This kernel computes the final output $\mathbf{O}$ by combining the attention matrix $\mathbf{A}$ with the values $\mathbf{V}$.

Mathematical Operations:

  1. Attention-Value Multiplication: \(\mathbf{O} = \mathbf{A} \cdot \mathbf{V}\)

  2. Masking: A mask $\mathbf{M}$ ensures causality or other constraints: \(\mathbf{O}_{t,v} = \sum_{k} \mathbf{A}_{t,k} \times \mathbf{V}_{k,v} \times \mathbf{M}_{t,k}\)

Orchestrating Forward Pass: chunk_gla_fwd

The chunk_gla_fwd function orchestrates the forward pass by:

  1. Chunking the Gate Keys: \(\mathbf{G}_{\text{cumsum}} = \text{cumsum}(\mathbf{G}, \text{chunked by } BT)\)

  2. Computing Hidden States: \(\mathbf{h}, \mathbf{h}_t = \text{chunk\_fwd\_h}(\mathbf{K}, \mathbf{V}, \mathbf{G}_{\text{cumsum}}, \mathbf{h}_0)\)

  3. Computing Attention Matrix: \(\mathbf{A} = \text{chunk\_gla\_fwd\_intra\_gk}(\mathbf{Q}, \mathbf{K}, \mathbf{G}_{\text{cumsum}}, \text{scale})\)

  4. Computing Outputs: \(\mathbf{O} = \text{chunk\_gla\_fwd\_o\_gk}(\mathbf{Q}, \mathbf{V}, \mathbf{G}_{\text{cumsum}}, \mathbf{A}, \mathbf{h}, \text{scale})\)

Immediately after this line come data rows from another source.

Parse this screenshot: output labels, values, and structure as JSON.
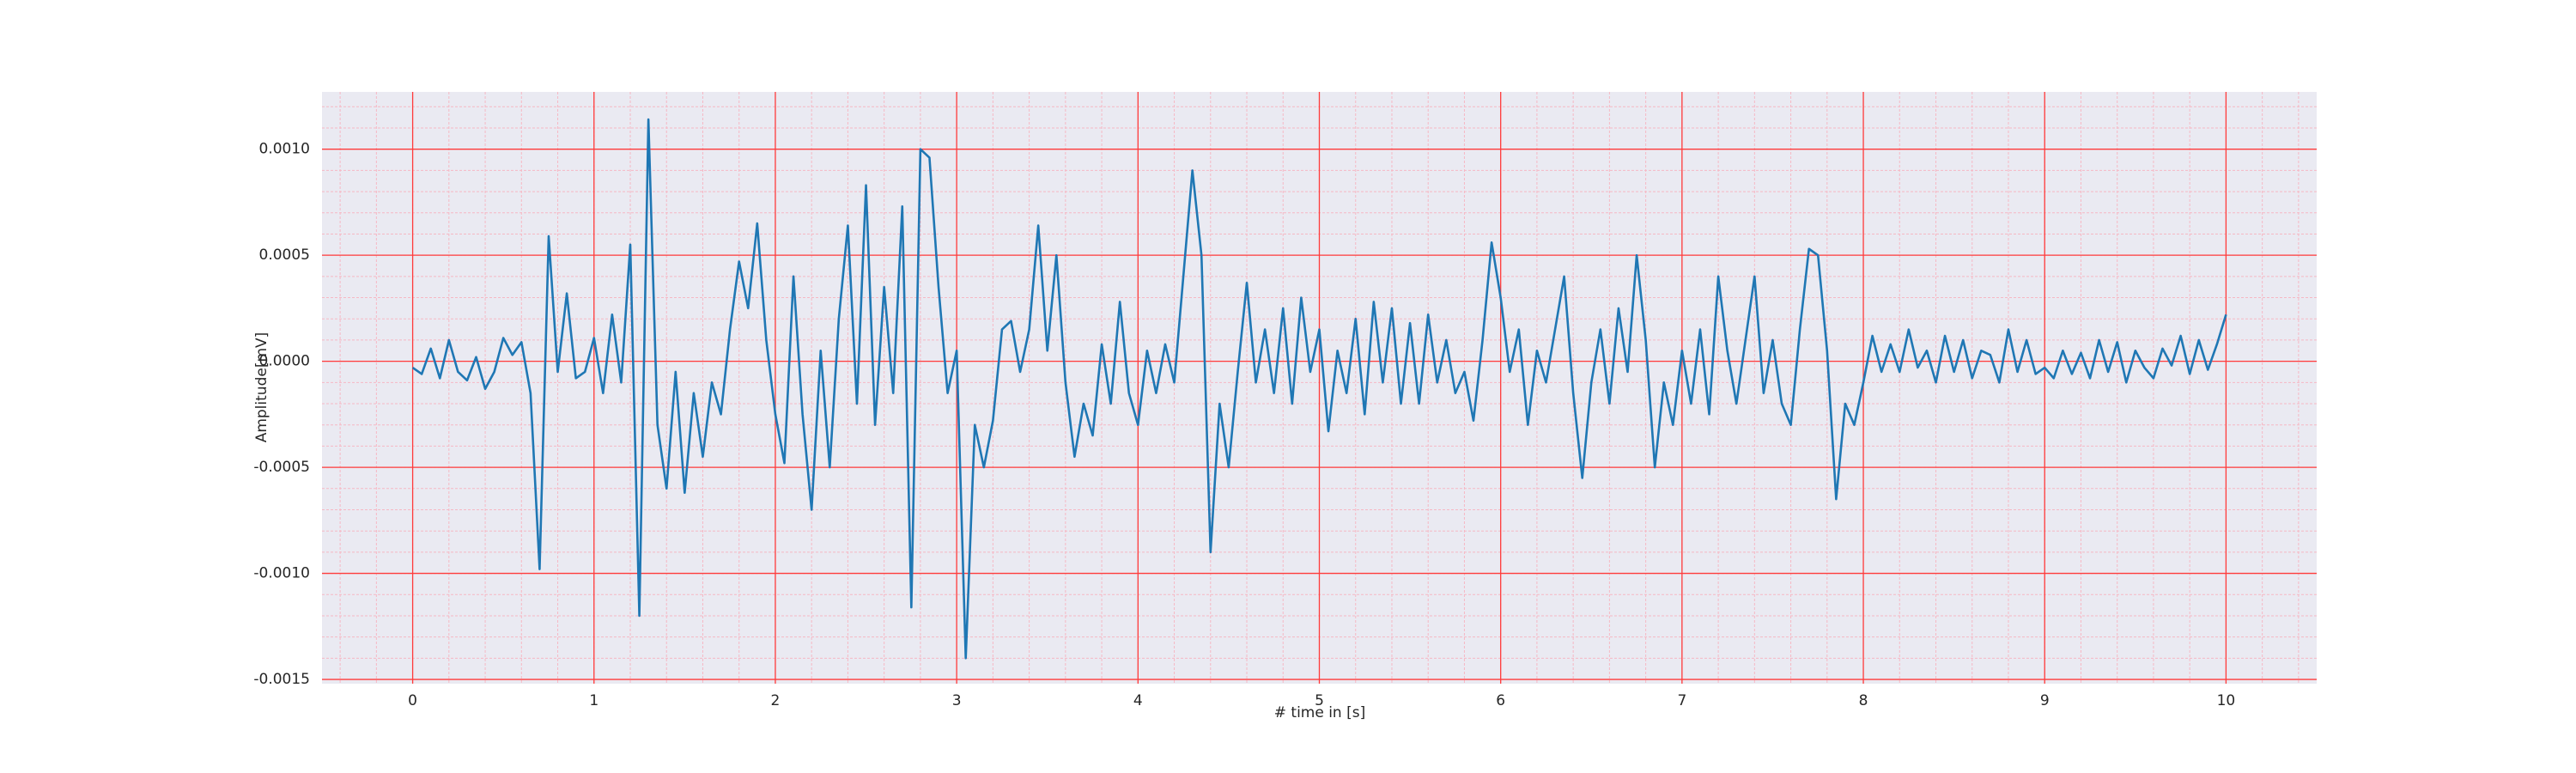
{
  "chart_data": {
    "type": "line",
    "xlabel": "# time in [s]",
    "ylabel": "Amplitude[mV]",
    "xlim": [
      -0.5,
      10.5
    ],
    "ylim": [
      -0.00152,
      0.00127
    ],
    "xticks": [
      0,
      1,
      2,
      3,
      4,
      5,
      6,
      7,
      8,
      9,
      10
    ],
    "yticks": [
      -0.0015,
      {
        "value": -0.001,
        "label": "-0.0010"
      },
      -0.0005,
      {
        "value": 0,
        "label": "0.0000"
      },
      0.0005,
      {
        "value": 0.001,
        "label": "0.0010"
      }
    ],
    "grid": true,
    "minor_grid": true,
    "grid_color": "#ff3b3b",
    "minor_grid_color": "#f6b8c4",
    "background": "#eaeaf2",
    "x": [
      0,
      0.05,
      0.1,
      0.15,
      0.2,
      0.25,
      0.3,
      0.35,
      0.4,
      0.45,
      0.5,
      0.55,
      0.6,
      0.65,
      0.7,
      0.75,
      0.8,
      0.85,
      0.9,
      0.95,
      1,
      1.05,
      1.1,
      1.15,
      1.2,
      1.25,
      1.3,
      1.35,
      1.4,
      1.45,
      1.5,
      1.55,
      1.6,
      1.65,
      1.7,
      1.75,
      1.8,
      1.85,
      1.9,
      1.95,
      2,
      2.05,
      2.1,
      2.15,
      2.2,
      2.25,
      2.3,
      2.35,
      2.4,
      2.45,
      2.5,
      2.55,
      2.6,
      2.65,
      2.7,
      2.75,
      2.8,
      2.85,
      2.9,
      2.95,
      3,
      3.05,
      3.1,
      3.15,
      3.2,
      3.25,
      3.3,
      3.35,
      3.4,
      3.45,
      3.5,
      3.55,
      3.6,
      3.65,
      3.7,
      3.75,
      3.8,
      3.85,
      3.9,
      3.95,
      4,
      4.05,
      4.1,
      4.15,
      4.2,
      4.25,
      4.3,
      4.35,
      4.4,
      4.45,
      4.5,
      4.55,
      4.6,
      4.65,
      4.7,
      4.75,
      4.8,
      4.85,
      4.9,
      4.95,
      5,
      5.05,
      5.1,
      5.15,
      5.2,
      5.25,
      5.3,
      5.35,
      5.4,
      5.45,
      5.5,
      5.55,
      5.6,
      5.65,
      5.7,
      5.75,
      5.8,
      5.85,
      5.9,
      5.95,
      6,
      6.05,
      6.1,
      6.15,
      6.2,
      6.25,
      6.3,
      6.35,
      6.4,
      6.45,
      6.5,
      6.55,
      6.6,
      6.65,
      6.7,
      6.75,
      6.8,
      6.85,
      6.9,
      6.95,
      7,
      7.05,
      7.1,
      7.15,
      7.2,
      7.25,
      7.3,
      7.35,
      7.4,
      7.45,
      7.5,
      7.55,
      7.6,
      7.65,
      7.7,
      7.75,
      7.8,
      7.85,
      7.9,
      7.95,
      8,
      8.05,
      8.1,
      8.15,
      8.2,
      8.25,
      8.3,
      8.35,
      8.4,
      8.45,
      8.5,
      8.55,
      8.6,
      8.65,
      8.7,
      8.75,
      8.8,
      8.85,
      8.9,
      8.95,
      9,
      9.05,
      9.1,
      9.15,
      9.2,
      9.25,
      9.3,
      9.35,
      9.4,
      9.45,
      9.5,
      9.55,
      9.6,
      9.65,
      9.7,
      9.75,
      9.8,
      9.85,
      9.9,
      9.95,
      10
    ],
    "series": [
      {
        "color": "#1f77b4",
        "values": [
          -3e-05,
          -6e-05,
          6e-05,
          -8e-05,
          0.0001,
          -5e-05,
          -9e-05,
          2e-05,
          -0.00013,
          -5e-05,
          0.00011,
          3e-05,
          9e-05,
          -0.00015,
          -0.00098,
          0.00059,
          -5e-05,
          0.00032,
          -8e-05,
          -5e-05,
          0.00011,
          -0.00015,
          0.00022,
          -0.0001,
          0.00055,
          -0.0012,
          0.00114,
          -0.0003,
          -0.0006,
          -5e-05,
          -0.00062,
          -0.00015,
          -0.00045,
          -0.0001,
          -0.00025,
          0.00015,
          0.00047,
          0.00025,
          0.00065,
          0.0001,
          -0.00025,
          -0.00048,
          0.0004,
          -0.00025,
          -0.0007,
          5e-05,
          -0.0005,
          0.0002,
          0.00064,
          -0.0002,
          0.00083,
          -0.0003,
          0.00035,
          -0.00015,
          0.00073,
          -0.00116,
          0.001,
          0.00096,
          0.00035,
          -0.00015,
          5e-05,
          -0.0014,
          -0.0003,
          -0.0005,
          -0.00028,
          0.00015,
          0.00019,
          -5e-05,
          0.00015,
          0.00064,
          5e-05,
          0.0005,
          -0.0001,
          -0.00045,
          -0.0002,
          -0.00035,
          8e-05,
          -0.0002,
          0.00028,
          -0.00015,
          -0.0003,
          5e-05,
          -0.00015,
          8e-05,
          -0.0001,
          0.0004,
          0.0009,
          0.0005,
          -0.0009,
          -0.0002,
          -0.0005,
          -5e-05,
          0.00037,
          -0.0001,
          0.00015,
          -0.00015,
          0.00025,
          -0.0002,
          0.0003,
          -5e-05,
          0.00015,
          -0.00033,
          5e-05,
          -0.00015,
          0.0002,
          -0.00025,
          0.00028,
          -0.0001,
          0.00025,
          -0.0002,
          0.00018,
          -0.0002,
          0.00022,
          -0.0001,
          0.0001,
          -0.00015,
          -5e-05,
          -0.00028,
          0.0001,
          0.00056,
          0.0003,
          -5e-05,
          0.00015,
          -0.0003,
          5e-05,
          -0.0001,
          0.00015,
          0.0004,
          -0.00015,
          -0.00055,
          -0.0001,
          0.00015,
          -0.0002,
          0.00025,
          -5e-05,
          0.0005,
          0.0001,
          -0.0005,
          -0.0001,
          -0.0003,
          5e-05,
          -0.0002,
          0.00015,
          -0.00025,
          0.0004,
          5e-05,
          -0.0002,
          0.0001,
          0.0004,
          -0.00015,
          0.0001,
          -0.0002,
          -0.0003,
          0.00015,
          0.00053,
          0.0005,
          5e-05,
          -0.00065,
          -0.0002,
          -0.0003,
          -0.0001,
          0.00012,
          -5e-05,
          8e-05,
          -5e-05,
          0.00015,
          -3e-05,
          5e-05,
          -0.0001,
          0.00012,
          -5e-05,
          0.0001,
          -8e-05,
          5e-05,
          3e-05,
          -0.0001,
          0.00015,
          -5e-05,
          0.0001,
          -6e-05,
          -3e-05,
          -8e-05,
          5e-05,
          -6e-05,
          4e-05,
          -8e-05,
          0.0001,
          -5e-05,
          9e-05,
          -0.0001,
          5e-05,
          -3e-05,
          -8e-05,
          6e-05,
          -2e-05,
          0.00012,
          -6e-05,
          0.0001,
          -4e-05,
          8e-05,
          0.00022
        ]
      }
    ]
  }
}
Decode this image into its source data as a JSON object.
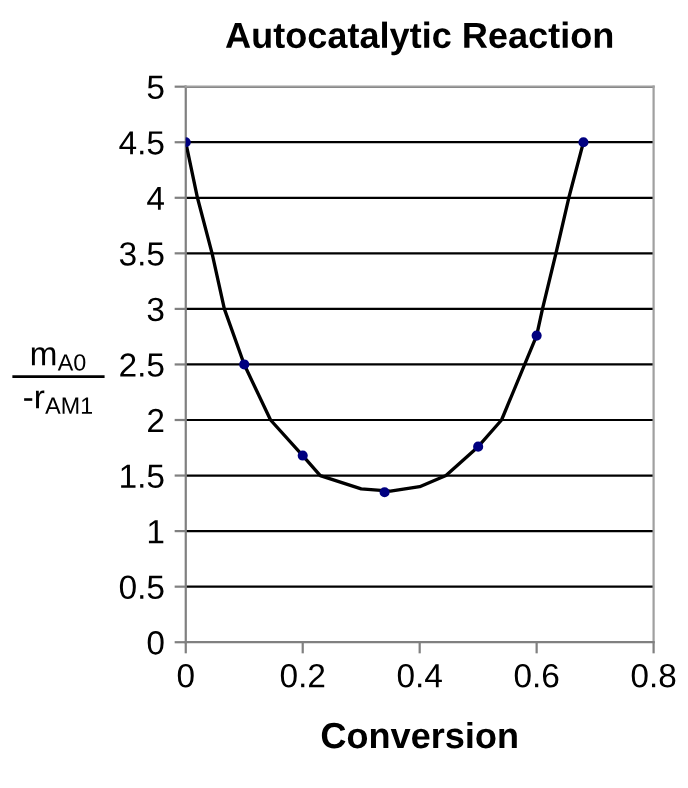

Final Output Computation: chunk_gla_fwd_o_gk

This function finalizes the computation of the output tensor $\mathbf{O}$ by performing the matrix multiplication between the attention matrix $\mathbf{A}$ and the value tensor $\mathbf{V}$, scaled appropriately.

Mathematical Operations:

\[\mathbf{O} = \mathbf{A} \times \mathbf{V} \times \text{scale}\]

This operation aggregates the weighted values based on the attention scores, producing the final output.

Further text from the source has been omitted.